I was hired by a client who wanted an accurate and detailed model of downtown Los Angeles. Sounds simple, right? It was actually very complicated. The city was modeled by Sam Maury-Holmes over a 10-hour period. To start, he imported OpenStreetMap data into SketchUp. Maury-Holmes then merged that with a road map from OpenStreetMap to create stylized 3D streets. A sizeable amount of time was spent manually correcting buildings, compared with Google Earth to make sure they were accurate, and then sliced into pieces so that the final product measured four feet by four feet.

An overhead of the Los Angeles project.

Each piece was exactly 300 x 300mm across the print bed. Some of the files were filled with small buildings or warehouse areas and only took 12-14 hours to print. Others consisted of skyscrapers and required over 24 hours to make. In the end, more than 600 hours were spent 3D printing the model, followed by another five hours of post-processing, assembling, and framing. It was an amazing project to work on and turned out beautifully.

Los Angeles, 3D printed.

Now, imagine putting that much effort not into a real metropolis, but a fictional city from a popular video game. Product designer Dom Riccobene spends his time creating “data sculptures” from real-world data, but, due to the COVID pandemic, he found himself applying his talents to recreating the virtual world of Grand Theft Auto V with 3D printing. It’s incredible the level of detail, scale and accuracy that went into the map.
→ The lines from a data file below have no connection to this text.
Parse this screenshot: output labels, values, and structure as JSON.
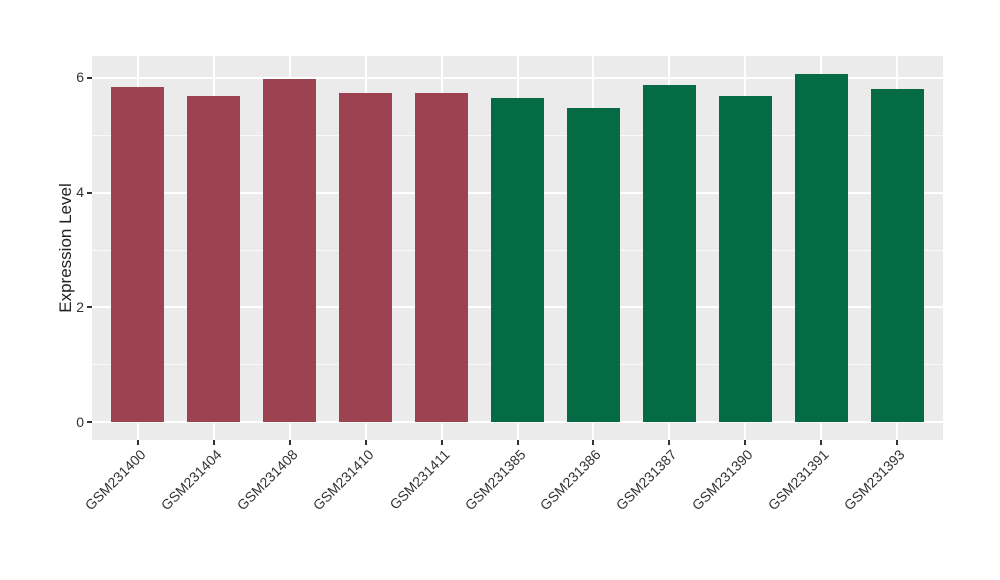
{
  "chart_data": {
    "type": "bar",
    "title": "",
    "xlabel": "",
    "ylabel": "Expression Level",
    "categories": [
      "GSM231400",
      "GSM231404",
      "GSM231408",
      "GSM231410",
      "GSM231411",
      "GSM231385",
      "GSM231386",
      "GSM231387",
      "GSM231390",
      "GSM231391",
      "GSM231393"
    ],
    "values": [
      5.84,
      5.68,
      5.98,
      5.74,
      5.73,
      5.64,
      5.48,
      5.88,
      5.68,
      6.06,
      5.81
    ],
    "bar_colors": [
      "#9C4251",
      "#9C4251",
      "#9C4251",
      "#9C4251",
      "#9C4251",
      "#046B45",
      "#046B45",
      "#046B45",
      "#046B45",
      "#046B45",
      "#046B45"
    ],
    "group_colors": {
      "red_group": "#9C4251",
      "green_group": "#046B45"
    },
    "yticks": [
      0,
      2,
      4,
      6
    ],
    "yticks_minor": [
      1,
      3,
      5
    ],
    "ylim": [
      -0.3,
      6.38
    ],
    "grid": true,
    "legend": false,
    "panel_background": "#EBEBEB",
    "grid_color": "#FFFFFF",
    "tick_color": "#333333",
    "axis_text_color": "#333333",
    "axis_title_color": "#222222",
    "background": "#FFFFFF"
  }
}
Running a custom script, Riccobene scanned the terrain and building in GTA V. Ground elevations in a 500–1,000-meter radius are collected around the player and up to 1,000,000+ data points can be added by pressing a hotkey in each scan. The entire map is not spawned at once, so Riccobene had to slowly scan it by hand using this script. He calculates that it took around 100 hours before he had all the necessary data for his data sculpture.

From there he needed to merge the point clouds and change the dataset into real world information to to manipulate, analyze and process it with professional mapping and cartography software. He then collected actual coordinates of the Earth and mapped them to the 500 million coordinates he had accrued. With this information, he was able to generate an elevation grid, thereby using his tools and software to begin printing the map. Each tile for this map also varied in print time, from an hour to 12.

“I used a proprietary workflow to turn the tiled dataset into polygons as 3D printable meshes,” Riccobene said. “Each tile is an 800 mb 3D model. From there it was a matter of trial and error dialing in my 3D printing settings to print buildings, terrain, and the water features in black, all at once. They also needed to fit together seamlessly as an assembly.”

Riccobenne assembling the 3D printed tiles.

In total, it required approximately 125 hours to print out the GTA V 3D map. He’s posted the behind-the-scenes process on his Instagram. Just as I was with my replica of LA, Riccobene is thrilled with the results and tremendously enjoyed the project, regardless of the time and hours that went into making it. Whether you are mapping a virtual world or a real city, 3D printing is expanding the landscape of cartography in highly imaginative ways.